Here are some questions used by successful career women

Go to the many guide books on interview techniques and some really weird and odd-bod questions can be found to test the candidate’s quick-wittedness, critical approaches or salesmanship.

These questions may not be best for uncovering the candidate’s real personality, values, capabilities or fit for a particular role or team. This does not mean that the interview questions cannot be creative.

1. If money were off the table, what would motivate you to do this job?

The founder of the Six Degrees Society, Emily Merrell, explains that this question helps to determine what drives the candidate to be part of the organisation.

2. How best do you communicate with your manager?

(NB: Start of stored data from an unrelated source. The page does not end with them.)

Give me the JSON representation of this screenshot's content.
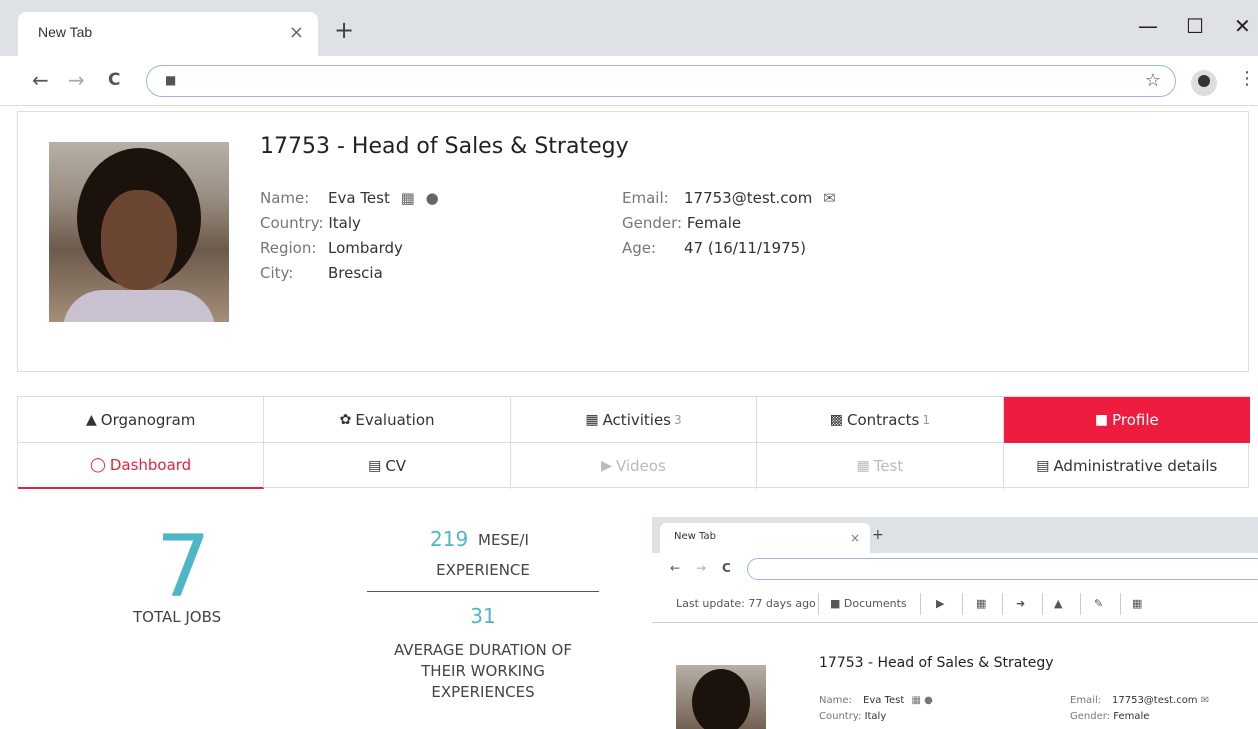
{
  "browser": {
    "tab_title": "New Tab",
    "tab_close": "×",
    "new_tab": "+",
    "minimize": "—",
    "maximize": "☐",
    "close": "✕",
    "back": "←",
    "forward": "→",
    "reload": "C",
    "lock": "🔒",
    "star": "☆",
    "menu": "⋮"
  },
  "profile": {
    "title": "17753 - Head of Sales & Strategy",
    "name_label": "Name:",
    "name": "Eva Test",
    "country_label": "Country:",
    "country": "Italy",
    "region_label": "Region:",
    "region": "Lombardy",
    "city_label": "City:",
    "city": "Brescia",
    "email_label": "Email:",
    "email": "17753@test.com",
    "gender_label": "Gender:",
    "gender": "Female",
    "age_label": "Age:",
    "age": "47 (16/11/1975)"
  },
  "nav": {
    "organogram": "Organogram",
    "evaluation": "Evaluation",
    "activities": "Activities",
    "activities_count": "3",
    "contracts": "Contracts",
    "contracts_count": "1",
    "profile": "Profile",
    "dashboard": "Dashboard",
    "cv": "CV",
    "videos": "Videos",
    "test": "Test",
    "administrative": "Administrative details"
  },
  "stats": {
    "total_jobs": "7",
    "total_jobs_label": "TOTAL JOBS",
    "months_value": "219",
    "months_unit": "MESE/I",
    "experience_label": "EXPERIENCE",
    "avg_value": "31",
    "avg_label_1": "AVERAGE DURATION OF",
    "avg_label_2": "THEIR WORKING",
    "avg_label_3": "EXPERIENCES"
  },
  "mini": {
    "tab_title": "New Tab",
    "last_update": "Last update: 77 days ago",
    "documents": "Documents",
    "title": "17753 - Head of Sales & Strategy",
    "name_label": "Name:",
    "name": "Eva Test",
    "country_label": "Country:",
    "country": "Italy",
    "email_label": "Email:",
    "email": "17753@test.com",
    "gender_label": "Gender:",
    "gender": "Female"
  },
  "colors": {
    "accent": "#ee1d3f",
    "stat": "#4fb6c8"
  }
}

The co-founder and chief executive officer of career site The Muse, Kathryn Minshew, asks candidates about their communication style. This can mean anything from identifying your manager’s goals and anticipating his or her needs in light of these goals to having the confidence to speak up and make sure your talents are being best utilised. It also includes maximising your time with your manager and meeting deadlines and appointments.

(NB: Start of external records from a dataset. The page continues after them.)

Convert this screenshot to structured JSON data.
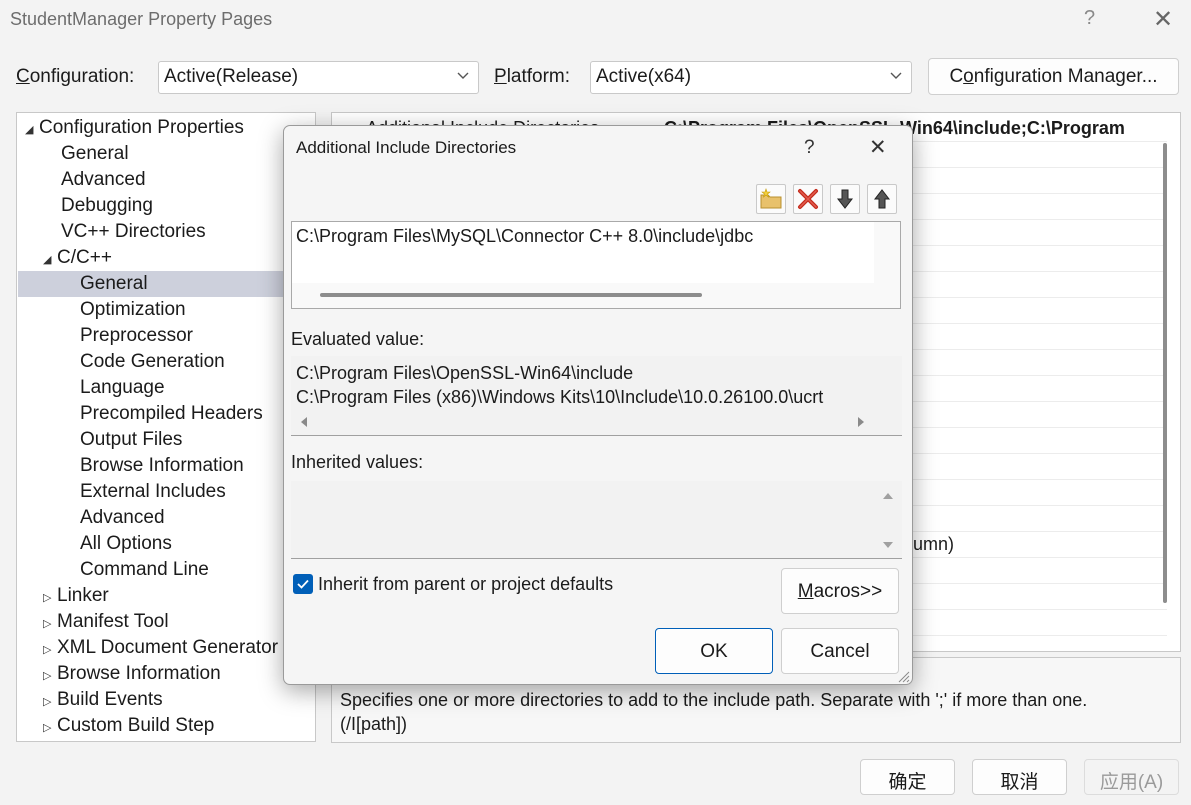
{
  "window": {
    "title": "StudentManager Property Pages",
    "help": "?",
    "close": "✕"
  },
  "toolbar": {
    "configuration_label_pre": "",
    "configuration_label_ul": "C",
    "configuration_label_post": "onfiguration:",
    "configuration_value": "Active(Release)",
    "platform_label_ul": "P",
    "platform_label_post": "latform:",
    "platform_value": "Active(x64)",
    "config_manager_pre": "C",
    "config_manager_ul": "o",
    "config_manager_post": "nfiguration Manager..."
  },
  "tree": {
    "items": [
      {
        "label": "Configuration Properties",
        "arrow": "◢"
      },
      {
        "label": "General"
      },
      {
        "label": "Advanced"
      },
      {
        "label": "Debugging"
      },
      {
        "label": "VC++ Directories"
      },
      {
        "label": "C/C++",
        "arrow": "◢"
      },
      {
        "label": "General"
      },
      {
        "label": "Optimization"
      },
      {
        "label": "Preprocessor"
      },
      {
        "label": "Code Generation"
      },
      {
        "label": "Language"
      },
      {
        "label": "Precompiled Headers"
      },
      {
        "label": "Output Files"
      },
      {
        "label": "Browse Information"
      },
      {
        "label": "External Includes"
      },
      {
        "label": "Advanced"
      },
      {
        "label": "All Options"
      },
      {
        "label": "Command Line"
      },
      {
        "label": "Linker",
        "arrow": "▷"
      },
      {
        "label": "Manifest Tool",
        "arrow": "▷"
      },
      {
        "label": "XML Document Generator",
        "arrow": "▷"
      },
      {
        "label": "Browse Information",
        "arrow": "▷"
      },
      {
        "label": "Build Events",
        "arrow": "▷"
      },
      {
        "label": "Custom Build Step",
        "arrow": "▷"
      }
    ]
  },
  "grid": {
    "first_row_name": "Additional Include Directories",
    "first_row_value": "C:\\Program Files\\OpenSSL-Win64\\include;C:\\Program",
    "partial_value": "umn)"
  },
  "description": {
    "line1": "Specifies one or more directories to add to the include path. Separate with ';' if more than one.",
    "line2": "(/I[path])"
  },
  "dialog": {
    "title": "Additional Include Directories",
    "help": "?",
    "close": "✕",
    "tool_icons": [
      "new-folder-icon",
      "delete-icon",
      "move-down-icon",
      "move-up-icon"
    ],
    "list_items": [
      "C:\\Program Files\\MySQL\\Connector C++ 8.0\\include\\jdbc"
    ],
    "evaluated_label": "Evaluated value:",
    "evaluated_lines": [
      "C:\\Program Files\\OpenSSL-Win64\\include",
      "C:\\Program Files (x86)\\Windows Kits\\10\\Include\\10.0.26100.0\\ucrt"
    ],
    "inherited_label": "Inherited values:",
    "inherit_checkbox_label": "Inherit from parent or project defaults",
    "inherit_checked": true,
    "macros_ul": "M",
    "macros_post": "acros>>",
    "ok": "OK",
    "cancel": "Cancel"
  },
  "footer": {
    "confirm": "确定",
    "cancel": "取消",
    "apply": "应用(A)"
  }
}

3. What excites you about the role?

This question is favoured by Jaime Petkanics, the founder of job search consultancy The Prepary. The question, she says, enables her to determine whether a candidate has done any preparatory work beforehand and whether they know what the role entails. It provides a platform for the start of an interesting conversation and may lead to discussion about previous roles and strengths that might be useful for the job advertised.

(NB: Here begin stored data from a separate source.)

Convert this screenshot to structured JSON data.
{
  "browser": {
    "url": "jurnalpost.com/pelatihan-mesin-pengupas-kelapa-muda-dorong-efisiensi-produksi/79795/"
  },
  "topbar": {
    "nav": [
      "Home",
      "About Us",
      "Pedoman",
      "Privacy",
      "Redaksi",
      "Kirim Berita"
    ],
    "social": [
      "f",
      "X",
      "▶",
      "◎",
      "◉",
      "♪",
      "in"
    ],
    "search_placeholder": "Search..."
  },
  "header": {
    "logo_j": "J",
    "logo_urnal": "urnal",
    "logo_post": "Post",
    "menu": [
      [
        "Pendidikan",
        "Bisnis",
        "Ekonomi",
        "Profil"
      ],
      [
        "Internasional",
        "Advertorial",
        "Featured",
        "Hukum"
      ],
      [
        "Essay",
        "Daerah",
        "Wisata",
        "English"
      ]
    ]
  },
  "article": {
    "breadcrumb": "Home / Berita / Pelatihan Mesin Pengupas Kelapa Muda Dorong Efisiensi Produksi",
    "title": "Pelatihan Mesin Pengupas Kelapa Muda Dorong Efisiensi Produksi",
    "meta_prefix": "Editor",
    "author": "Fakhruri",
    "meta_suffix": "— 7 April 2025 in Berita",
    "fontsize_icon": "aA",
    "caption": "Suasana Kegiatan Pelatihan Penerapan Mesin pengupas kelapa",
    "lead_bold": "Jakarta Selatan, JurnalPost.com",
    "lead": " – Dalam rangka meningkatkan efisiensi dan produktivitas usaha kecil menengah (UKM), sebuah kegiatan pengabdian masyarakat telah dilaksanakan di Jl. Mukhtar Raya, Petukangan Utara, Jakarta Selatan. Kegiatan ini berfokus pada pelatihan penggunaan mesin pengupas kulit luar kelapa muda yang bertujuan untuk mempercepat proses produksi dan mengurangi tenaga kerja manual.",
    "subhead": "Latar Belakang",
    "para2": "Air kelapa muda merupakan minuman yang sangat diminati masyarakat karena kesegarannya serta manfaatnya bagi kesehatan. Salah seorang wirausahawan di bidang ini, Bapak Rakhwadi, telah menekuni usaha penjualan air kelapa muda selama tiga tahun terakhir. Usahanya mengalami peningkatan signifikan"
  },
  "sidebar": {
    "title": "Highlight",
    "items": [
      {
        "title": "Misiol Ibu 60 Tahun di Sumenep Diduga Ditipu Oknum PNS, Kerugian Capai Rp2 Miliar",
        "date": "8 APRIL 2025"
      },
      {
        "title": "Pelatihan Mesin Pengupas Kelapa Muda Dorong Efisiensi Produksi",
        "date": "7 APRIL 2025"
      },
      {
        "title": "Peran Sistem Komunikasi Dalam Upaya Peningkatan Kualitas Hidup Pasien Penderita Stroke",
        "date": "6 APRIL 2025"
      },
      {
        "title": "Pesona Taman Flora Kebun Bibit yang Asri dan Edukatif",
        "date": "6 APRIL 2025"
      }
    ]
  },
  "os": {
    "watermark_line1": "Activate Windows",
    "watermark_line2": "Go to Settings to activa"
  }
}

4. What will you bring to the company that’s different?

Kim Mullaney, the executive vice-president and chief HR officer of job search site Monster, says this question has multiple reasons behind it. The candidate’s answer will tell her whether the candidate has researched the company and whether they are specifically interested in Monster. She argues that you can’t do things differently if you don’t know what exists currently.

The question also pinpoints whether the candidate will be a good choice for the organisation. As the company is constantly changing, it constantly seeks individuals who are not frightened to speak up and suggest new ideas.

5. What is the most recent thing you’ve learned professionally?

Alyssa Gelbard, the founder of Resume Strategists, takes a slightly different approach and likes to find out whether the candidate in front of her takes opportunities to learn new things to become more effective. As a manager, she says, it is important to identify like-minded people who are adaptable, intellectually curious and seek out opportunities to learn.

This is an insight into the minds of successful business women seeking out the best talent for their organisations. Interviews need never be boring or predictable again.